E se Luccino que fosse visitar o capitão Otávio no quartel ?
[…]
Otávio tentava concertrar em suas tarefas do exército,que eram muitas,agora que o Coronel Brandão havia se afastado e o promovido a Major. Sem contar que Randolfo, para comemorar sua promoção a capitão pedira dispensa,para sair com Lídia. Então ele possuía muito trabalho a fazer.
Seria mais fácil ler e anotar se sua mente estivesse tranquila , e talvez se a imagem e a lembrança de Luccino Pricelli não invadisse sua mente a cada minuto. Ele não podia evitar a lembrança da noite anterior, em que ele e Luccino tiveram seu primeiro encontro, e saíram para jantar na casa de chá da dona Ágata , as palavras do italiano rodopiavam sobre a cabeça de Otávio como crianças serelepes.
Me dá vontade de falar que… que… Sono innamorato di te”.
Otávio não precisaria de uma única aula para entender as palavras proferidas no idioma do seu amado Luccino. Certas coisas o coração entende por si. Tudo teria sido perfeito, se não fosse a interrupção de Dona Nicoleta, mãe de Luccino.
Otávio afastou, pela que devia ser a décima vez no dia, as lembranças do mecânico e voltou a mirar os papéis. Uma batida na porta soou e ele sem tirar os olhos dos formulários, ordenou :
— Pode entrar. — Quem poderia ser ? Será que Brandão resolvera inspecionar o trabalho de Otávio como major ?
— Com licença...estou atrapalhando alguma coisa ? — Não era o coronel, aquela doce voz retumbou nos ouvidos de Otávio, que levantou os olhos e se deparou com a figura de seu amado italiano.
O corpo largo, os cabelos negros escondidos embaixo de uma boina , o rosto com seus olhos dóceis e a feição inocente que faziam o coração de Otávio pular feito louco. E também havia o tronco musculoso de Luccino, atrás das roupas neutras do bambino, aquele corpo fazia o major acalorar-se por todo o corpo.
— Luccino, que visita agradável. — Otávio se levantou e foi até seu amado, com um sorriso enorme.
— Eu estou te atrapalhando ? Você parecia concentrado. — Luccino apontou para a mesa.
— Não é nada demais. — Mentiu Otávio. — Mas o que você faz aqui ?

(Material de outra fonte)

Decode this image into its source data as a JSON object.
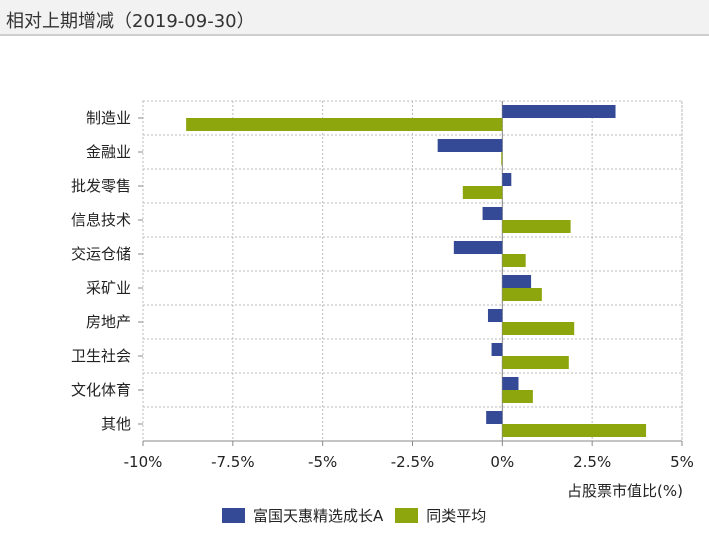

— Eu...— Luccino tentou formar uma frase, até se lembrar que não tinha motivo aparente. — Eu apenas queria te ver...trabalhar como Major.
— Você ficou metido com esse fato de namorar um Major, não é ? — Otávio se aproximou de Luccino, colocando a mão em sua bochecha.
— Talvez... — Luccino disse, provocativo .
Otávio desceu os dedos até o queixo de Luccino e se aproximou do rosto dele, tão próximo que o Italiano podia sentir as palavras saindo da boca do Major.
— Então venha cá, e beije seu Major. — Luccino ruborizou com as palavras, mas exibiu um doce sorriso, encurtando a já muito pouca distância entre os seus lábios e os de Otávio.
Luccino colocou uma de suas mãos no pescoço de Otávio, a outra puxava Otávio para si,enquanto o Major, com a mão, acariciava os cabelos de Luccino, fazendo sua boina cair no chão. Luccino disputava com a língua de Otávio,explorando cada canto daquelas bocas,deixando selinhos nos lábios do major, que estava se deixando dominar pelo homem de seus sonhos,mas nem mesmo em seus melhores dele, aquele beijo teria tanto desejo envolvido, não havia tempo para pensamentos , nem mesmo para respirar, mas isso era necessário, então o beijo cessou,os dois encostaram a testa um do outro e respiraram, trazendo ao rosto de Otávio uma dúvida.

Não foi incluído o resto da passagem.